Is medicine the right career for you?
Becoming a physician is not right for everyone. Take time to consider the mental, emotional and educational elements necessary to become a medical doctor.
The Physician's Path
A career in medicine may not be for everyone. Below are some general guidelines to help you decide if medical school is right for you:
- Can you commit to long hours of studying for many years?
- Do you handle stress well?
- Do you have the stamina for 10 years or more of long hours of exhausting, intense training?
- Are you motivated by helping and serving people in all walks of life?
- Are you prepared to sacrifice your social and family life for your chosen career?
- Can you afford the high costs?
- Or are you prepared to accumulate debt up to $200,000 before you start your medical career?
- Are your grades good enough to get into medical school?
- Can you maintain your academic achievement?
If you answered yes to the questions above, you may be a good candidate for medical school. Additionally, consider volunteering or working in a variety of health care settings to have a better understanding of the health care delivery system and your desire to be a part of it.
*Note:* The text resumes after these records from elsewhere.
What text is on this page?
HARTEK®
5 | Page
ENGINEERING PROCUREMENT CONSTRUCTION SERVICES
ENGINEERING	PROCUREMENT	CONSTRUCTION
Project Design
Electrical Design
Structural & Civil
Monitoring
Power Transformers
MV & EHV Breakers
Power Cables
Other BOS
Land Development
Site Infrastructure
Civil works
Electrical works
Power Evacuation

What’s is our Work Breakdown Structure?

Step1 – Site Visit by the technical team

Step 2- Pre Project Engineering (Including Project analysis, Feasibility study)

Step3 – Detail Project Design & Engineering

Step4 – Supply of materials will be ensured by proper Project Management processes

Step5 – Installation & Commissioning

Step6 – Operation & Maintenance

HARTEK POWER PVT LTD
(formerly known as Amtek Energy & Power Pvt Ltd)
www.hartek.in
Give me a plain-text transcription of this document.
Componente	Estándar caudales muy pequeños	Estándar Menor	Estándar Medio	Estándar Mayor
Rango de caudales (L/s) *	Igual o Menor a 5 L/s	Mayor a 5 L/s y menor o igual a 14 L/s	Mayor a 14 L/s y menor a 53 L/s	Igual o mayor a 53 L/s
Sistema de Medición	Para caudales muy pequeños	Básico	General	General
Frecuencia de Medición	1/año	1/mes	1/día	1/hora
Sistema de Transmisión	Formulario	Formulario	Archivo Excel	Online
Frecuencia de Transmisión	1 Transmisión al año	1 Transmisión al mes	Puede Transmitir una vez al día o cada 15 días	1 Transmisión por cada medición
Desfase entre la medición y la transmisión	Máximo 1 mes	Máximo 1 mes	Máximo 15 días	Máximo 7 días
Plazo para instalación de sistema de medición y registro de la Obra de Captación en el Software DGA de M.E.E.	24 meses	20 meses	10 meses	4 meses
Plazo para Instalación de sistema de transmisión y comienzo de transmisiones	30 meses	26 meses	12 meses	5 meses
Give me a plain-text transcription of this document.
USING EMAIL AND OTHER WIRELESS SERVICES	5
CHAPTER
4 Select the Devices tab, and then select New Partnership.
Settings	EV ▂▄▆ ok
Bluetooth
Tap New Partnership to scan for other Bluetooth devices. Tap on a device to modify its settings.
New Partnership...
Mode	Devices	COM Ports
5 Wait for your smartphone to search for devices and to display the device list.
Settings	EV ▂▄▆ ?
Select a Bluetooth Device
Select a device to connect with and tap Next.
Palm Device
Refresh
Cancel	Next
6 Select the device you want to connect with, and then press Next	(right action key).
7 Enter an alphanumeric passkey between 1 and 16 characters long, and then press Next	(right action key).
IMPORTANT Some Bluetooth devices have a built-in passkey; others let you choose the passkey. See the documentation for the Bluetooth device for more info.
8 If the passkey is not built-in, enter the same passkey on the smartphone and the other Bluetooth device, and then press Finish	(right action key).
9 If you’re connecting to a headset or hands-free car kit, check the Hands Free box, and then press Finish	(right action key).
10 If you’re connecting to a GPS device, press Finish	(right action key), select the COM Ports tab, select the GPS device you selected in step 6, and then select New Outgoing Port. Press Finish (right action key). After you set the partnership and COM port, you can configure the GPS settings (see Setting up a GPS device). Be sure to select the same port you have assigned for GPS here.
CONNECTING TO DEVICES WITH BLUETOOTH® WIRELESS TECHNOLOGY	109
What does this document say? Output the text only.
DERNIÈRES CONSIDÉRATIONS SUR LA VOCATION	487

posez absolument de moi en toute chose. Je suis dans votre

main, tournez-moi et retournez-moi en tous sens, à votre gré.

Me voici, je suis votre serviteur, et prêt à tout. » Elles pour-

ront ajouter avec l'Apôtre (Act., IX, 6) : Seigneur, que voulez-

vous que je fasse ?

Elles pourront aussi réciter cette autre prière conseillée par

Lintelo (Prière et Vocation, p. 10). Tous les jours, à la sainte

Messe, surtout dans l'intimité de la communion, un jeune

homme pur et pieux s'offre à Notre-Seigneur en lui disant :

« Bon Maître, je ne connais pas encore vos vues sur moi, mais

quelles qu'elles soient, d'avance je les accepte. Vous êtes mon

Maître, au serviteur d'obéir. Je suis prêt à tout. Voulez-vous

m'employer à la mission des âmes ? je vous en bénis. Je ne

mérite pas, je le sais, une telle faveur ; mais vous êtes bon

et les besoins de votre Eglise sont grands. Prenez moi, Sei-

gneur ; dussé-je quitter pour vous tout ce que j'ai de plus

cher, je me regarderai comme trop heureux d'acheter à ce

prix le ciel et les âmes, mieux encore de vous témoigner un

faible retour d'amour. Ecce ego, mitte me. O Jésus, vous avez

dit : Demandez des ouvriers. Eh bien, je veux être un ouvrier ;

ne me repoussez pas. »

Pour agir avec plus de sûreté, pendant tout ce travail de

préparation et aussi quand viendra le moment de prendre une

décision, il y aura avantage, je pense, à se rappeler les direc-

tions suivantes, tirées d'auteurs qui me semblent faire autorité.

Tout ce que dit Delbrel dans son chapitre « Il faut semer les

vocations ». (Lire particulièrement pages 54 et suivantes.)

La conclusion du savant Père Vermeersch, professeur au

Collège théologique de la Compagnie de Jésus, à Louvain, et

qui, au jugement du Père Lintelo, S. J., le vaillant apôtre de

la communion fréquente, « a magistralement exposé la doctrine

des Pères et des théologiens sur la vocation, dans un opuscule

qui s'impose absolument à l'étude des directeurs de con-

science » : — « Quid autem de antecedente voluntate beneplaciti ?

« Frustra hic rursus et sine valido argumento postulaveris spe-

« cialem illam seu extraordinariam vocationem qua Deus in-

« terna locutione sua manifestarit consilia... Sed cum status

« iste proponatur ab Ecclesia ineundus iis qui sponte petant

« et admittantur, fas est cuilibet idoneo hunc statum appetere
The rigors of a medical school curriculum are well-known, so it's important to challenge yourself academically in high school. College prep courses, along with a solid foundation in math and the natural and physical sciences, will prepare you for the required college courses for medical school.
To be a well-rounded applicant, we also recommend additional liberal arts courses in English, computer science, history and a foreign language. Also, participate in extracurricular activities at your school. These activities can help you develop important communication, leadership and time-management skills.
Choosing a College
There are a number of public and private undergraduate schools with curricula and resources to prepare you for medical school, and choosing the right institution is an important decision. Consult independent college guide books and make formal visits to college campuses through their admissions offices. Discuss each option with your parents and guidance counselor to get their perspectives.
What to look for in an undergraduate institution:
- Choose a college that offers an undergraduate major that will provide you with a satisfying career should you not gain admission to medical school right away, or at all.
- Select a college with an overall solid academic reputation. Find out if it is strong in the sciences and if it has good laboratory facilities.
- Check to see if the school has a premedical adviser who can provide you with academic guidance and information on medical schools.
- Find a school that fits both your academic and social needs.